Litigation Daily published an expert opinion article authored by Hollingsworth LLP attorneys Aleksandra Rybicki, Stephanie Salek, and Sally Levin regarding a recent ruling from the United States Court of Appeals for the Fourth Circuit that represents a step backward in the effort to apply amended Federal Rule of Evidence 702 properly.

In December 2023, Rule 702 was amended to clarify that a proponent of expert testimony must demonstrate that it is “more likely than not” that, among other things, “the expert’s opinion reflects a reliable application of the principles and methods to the facts of the case.” In explaining the need for the amendments, the Advisory Committee bemoaned that “many courts have held that the critical questions of the sufficiency of an expert’s basis, and the application of the expert’s methodology, are questions of weight and not admissibility,” but “[t]hese rulings are an incorrect application of Rules 702 and 104(a).” Yet the court’s majority in Sommerville v. Union Carbide repeatedly relied on this superseded “weight-not-admissibility” approach to analyzing expert testimony, in contradiction to the Advisory Committee’s clear guidance.

In Sommerville, plaintiffs sought medical monitoring for an alleged increased risk of developing cancer allegedly resulting from their “chronic” exposure to ethylene oxide, or EtO — a chemical used to sterilize over 50% of all medical equipment — released from Union Carbide’s Charleston, West Virginia, facility. They offered Dr. Ranajit Sahu to model EtO emissions to establish the plaintiffs’ exposure. The district court correctly excluded Dr. Sahu’s testimony under Rule 702, finding his opinions were “not based upon sufficient facts or data because the inputs he uses in the air model are speculative and are premised on assumptions that do not accurately represent the defendants’ operations in South Charleston.” The Fourth Circuit reversed in an opinion that contradicts the letter and purpose of the recent amendments to Rule 702, falling back on the outdated refrain that “questions regarding the factual underpinnings of the [expert’s] opinions affect the weight and credibility of the witness’ assessment, not its admissibility.”

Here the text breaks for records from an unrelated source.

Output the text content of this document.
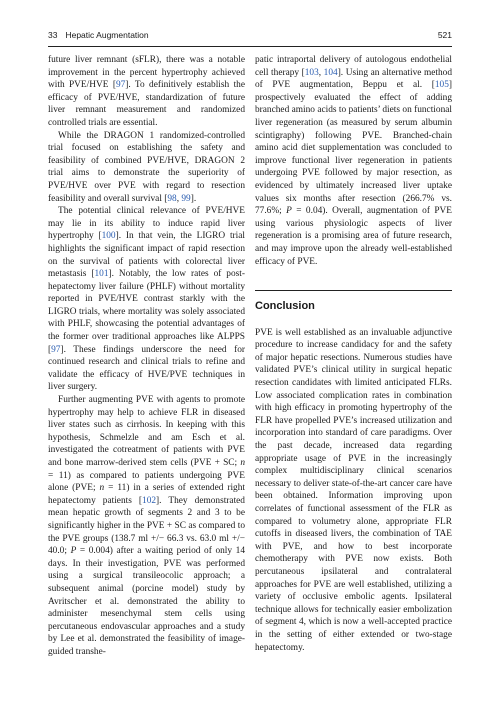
33 Hepatic Augmentation	521

future liver remnant (sFLR), there was a notable improvement in the percent hypertrophy achieved with PVE/HVE [97]. To definitively establish the efficacy of PVE/HVE, standardization of future liver remnant measurement and randomized controlled trials are essential.

While the DRAGON 1 randomized-controlled trial focused on establishing the safety and feasibility of combined PVE/HVE, DRAGON 2 trial aims to demonstrate the superiority of PVE/HVE over PVE with regard to resection feasibility and overall survival [98, 99].

The potential clinical relevance of PVE/HVE may lie in its ability to induce rapid liver hypertrophy [100]. In that vein, the LIGRO trial highlights the significant impact of rapid resection on the survival of patients with colorectal liver metastasis [101]. Notably, the low rates of post-hepatectomy liver failure (PHLF) without mortality reported in PVE/HVE contrast starkly with the LIGRO trials, where mortality was solely associated with PHLF, showcasing the potential advantages of the former over traditional approaches like ALPPS [97]. These findings underscore the need for continued research and clinical trials to refine and validate the efficacy of HVE/PVE techniques in liver surgery.

Further augmenting PVE with agents to promote hypertrophy may help to achieve FLR in diseased liver states such as cirrhosis. In keeping with this hypothesis, Schmelzle and am Esch et al. investigated the cotreatment of patients with PVE and bone marrow-derived stem cells (PVE + SC; n = 11) as compared to patients undergoing PVE alone (PVE; n = 11) in a series of extended right hepatectomy patients [102]. They demonstrated mean hepatic growth of segments 2 and 3 to be significantly higher in the PVE + SC as compared to the PVE groups (138.7 ml +/− 66.3 vs. 63.0 ml +/− 40.0; P = 0.004) after a waiting period of only 14 days. In their investigation, PVE was performed using a surgical transileocolic approach; a subsequent animal (porcine model) study by Avritscher et al. demonstrated the ability to administer mesenchymal stem cells using percutaneous endovascular approaches and a study by Lee et al. demonstrated the feasibility of image-guided transhe-

patic intraportal delivery of autologous endothelial cell therapy [103, 104]. Using an alternative method of PVE augmentation, Beppu et al. [105] prospectively evaluated the effect of adding branched amino acids to patients’ diets on functional liver regeneration (as measured by serum albumin scintigraphy) following PVE. Branched-chain amino acid diet supplementation was concluded to improve functional liver regeneration in patients undergoing PVE followed by major resection, as evidenced by ultimately increased liver uptake values six months after resection (266.7% vs. 77.6%; P = 0.04). Overall, augmentation of PVE using various physiologic aspects of liver regeneration is a promising area of future research, and may improve upon the already well-established efficacy of PVE.

Conclusion

PVE is well established as an invaluable adjunctive procedure to increase candidacy for and the safety of major hepatic resections. Numerous studies have validated PVE’s clinical utility in surgical hepatic resection candidates with limited anticipated FLRs. Low associated complication rates in combination with high efficacy in promoting hypertrophy of the FLR have propelled PVE’s increased utilization and incorporation into standard of care paradigms. Over the past decade, increased data regarding appropriate usage of PVE in the increasingly complex multidisciplinary clinical scenarios necessary to deliver state-of-the-art cancer care have been obtained. Information improving upon correlates of functional assessment of the FLR as compared to volumetry alone, appropriate FLR cutoffs in diseased livers, the combination of TAE with PVE, and how to best incorporate chemotherapy with PVE now exists. Both percutaneous ipsilateral and contralateral approaches for PVE are well established, utilizing a variety of occlusive embolic agents. Ipsilateral technique allows for technically easier embolization of segment 4, which is now a well-accepted practice in the setting of either extended or two-stage hepatectomy.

Opinions like Sommerville that rely on the outdated “weight-not-admissibility” refrain grant experts a “get-out-of-Daubert-free” card and highlight the need for practitioners to emphasize the purpose of Rule 702’s amendments at every opportunity. It is incumbent upon practitioners to focus courts’ attention on proper applications of Rule 702 to keep junk science from reaching a jury.